The prime way to define analyticity of a function $f:\ \Omega\to{\mathbb C}$ is the one you have given: $\Omega$ is a region (i.e., a connected open set) in ${\mathbb C}$, and for each $z_0\in{\Omega}$ the limit $\lim_{z\to z_0}{f(z)-f(z_0)\over z-z_0}=:f'(z_0)\ \in{\mathbb C}$ exists.
There are several theorems describing or guaranteeing analyticity of functions $f$ expressed in particular ways, among them the following:
When the vector-valued function $(x,y)\mapsto {\bf f}(x,y)=\bigl(u(x,y),v(x,y)\bigr)$ is continuously differentiable on $\Omega$, and $u_x=v_y$, $u_y=-v_x$ for all $(x,y)\in\Omega$, then the function $f:\quad \Omega\to{\mathbb C}\ ,\qquad z=x+iy\ \mapsto w:= u(x,y)+iv(x,y)$ is analytic on $\Omega$.
When $\gamma\subset{\mathbb C}$ is a smooth arc and $\phi:\ \gamma\to {\mathbb C}$ is an arbitrary continuous function then the function $f(z):=\int_\gamma{\phi(\zeta)\over z-\zeta}\ d\zeta$ is analytic on $\Omega:={\mathbb C}\setminus\gamma$.

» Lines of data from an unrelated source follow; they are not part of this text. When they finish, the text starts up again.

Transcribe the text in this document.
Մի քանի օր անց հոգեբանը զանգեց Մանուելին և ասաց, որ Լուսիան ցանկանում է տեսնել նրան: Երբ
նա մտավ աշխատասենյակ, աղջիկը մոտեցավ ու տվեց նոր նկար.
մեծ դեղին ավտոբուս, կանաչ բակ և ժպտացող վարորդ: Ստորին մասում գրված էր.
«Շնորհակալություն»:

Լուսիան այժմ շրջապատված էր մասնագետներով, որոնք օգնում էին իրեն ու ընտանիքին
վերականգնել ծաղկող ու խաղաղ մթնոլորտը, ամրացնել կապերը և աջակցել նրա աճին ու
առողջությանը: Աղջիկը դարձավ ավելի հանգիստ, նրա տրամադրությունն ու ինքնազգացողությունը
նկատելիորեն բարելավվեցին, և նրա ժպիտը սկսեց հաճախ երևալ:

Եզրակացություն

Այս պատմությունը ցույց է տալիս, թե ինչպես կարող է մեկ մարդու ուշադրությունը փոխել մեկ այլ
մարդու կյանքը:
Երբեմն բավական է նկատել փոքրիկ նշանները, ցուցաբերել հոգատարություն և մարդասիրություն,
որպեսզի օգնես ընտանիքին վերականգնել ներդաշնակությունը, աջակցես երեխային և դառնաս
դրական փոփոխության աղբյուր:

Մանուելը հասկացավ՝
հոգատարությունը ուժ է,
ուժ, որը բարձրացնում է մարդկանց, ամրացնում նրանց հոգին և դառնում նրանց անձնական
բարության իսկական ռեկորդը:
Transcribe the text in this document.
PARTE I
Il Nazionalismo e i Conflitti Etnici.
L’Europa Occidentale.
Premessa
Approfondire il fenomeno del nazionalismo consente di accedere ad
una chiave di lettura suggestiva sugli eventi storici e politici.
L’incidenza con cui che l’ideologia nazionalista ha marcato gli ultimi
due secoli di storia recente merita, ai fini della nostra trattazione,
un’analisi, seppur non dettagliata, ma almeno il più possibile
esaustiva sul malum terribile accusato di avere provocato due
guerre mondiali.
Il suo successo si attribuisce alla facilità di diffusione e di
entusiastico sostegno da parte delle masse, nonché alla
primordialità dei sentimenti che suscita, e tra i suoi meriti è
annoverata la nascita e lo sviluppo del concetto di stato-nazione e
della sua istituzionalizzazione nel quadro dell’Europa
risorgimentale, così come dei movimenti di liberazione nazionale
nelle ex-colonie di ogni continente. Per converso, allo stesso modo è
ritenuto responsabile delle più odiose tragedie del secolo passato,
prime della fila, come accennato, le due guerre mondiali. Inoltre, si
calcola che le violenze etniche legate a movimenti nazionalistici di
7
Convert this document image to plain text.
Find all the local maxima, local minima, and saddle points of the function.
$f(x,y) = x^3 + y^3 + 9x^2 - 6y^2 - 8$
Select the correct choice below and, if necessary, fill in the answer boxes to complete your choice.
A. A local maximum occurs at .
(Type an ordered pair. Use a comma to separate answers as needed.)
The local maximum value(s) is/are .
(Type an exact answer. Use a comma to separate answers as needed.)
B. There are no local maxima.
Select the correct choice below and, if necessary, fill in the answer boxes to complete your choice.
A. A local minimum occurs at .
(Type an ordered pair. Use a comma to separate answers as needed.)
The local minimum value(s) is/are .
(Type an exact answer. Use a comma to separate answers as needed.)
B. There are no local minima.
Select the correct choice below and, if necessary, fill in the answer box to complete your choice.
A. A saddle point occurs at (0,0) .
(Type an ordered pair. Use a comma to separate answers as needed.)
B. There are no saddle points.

When an arbitrary complex sequence $(a_n)_{n\geq0}$ is given, such that $\rho:={1\over\limsup_{n\to\infty}\root n\of{|a_n|}}>0$ then the function $f(z):=\sum_{k=0}^\infty a_k\ z^k$ is analytic for $|z|<\rho$.
If $f(z)$ is an "analytic expression" using symbols like $z$ (i.e., ${\rm id}_{\mathbb C}$), $+$,$-$, $*$, $/$, $\circ$, principal value of $\sqrt{\cdot }$ or $\log$, $\exp$, $\cos$, ${\rm artanh}$, etc., then $f(z)$ is an analytic function wherever bona fide defined.
Concerning your final questions:
The function $f(z):=z^2$ is a polynomial in $z$, so it is analytic in all of ${\mathbb C}$. You also can prove this directly: ${f(z)-f(z_0)\over z-z_0}={z^2-z_0^2\over z-z_0}=z+z_0\to 2z_0\qquad(z\to z_0)\ ,$ and as this holds for any fixed $z_0\in{\mathbb C}$ we deduce that the derivative $f':\ {\mathbb C}\to{\mathbb C}$ is given by $f'(z)=2z$.
When the function $f(z):=z/\bar z$ where analytic in the given annulus then by the principle 4. above the function $g(z):=z / f(z)=\bar z$ were analytic there also. But you know very well that this is not the case; or you may check the CR equations for $g$.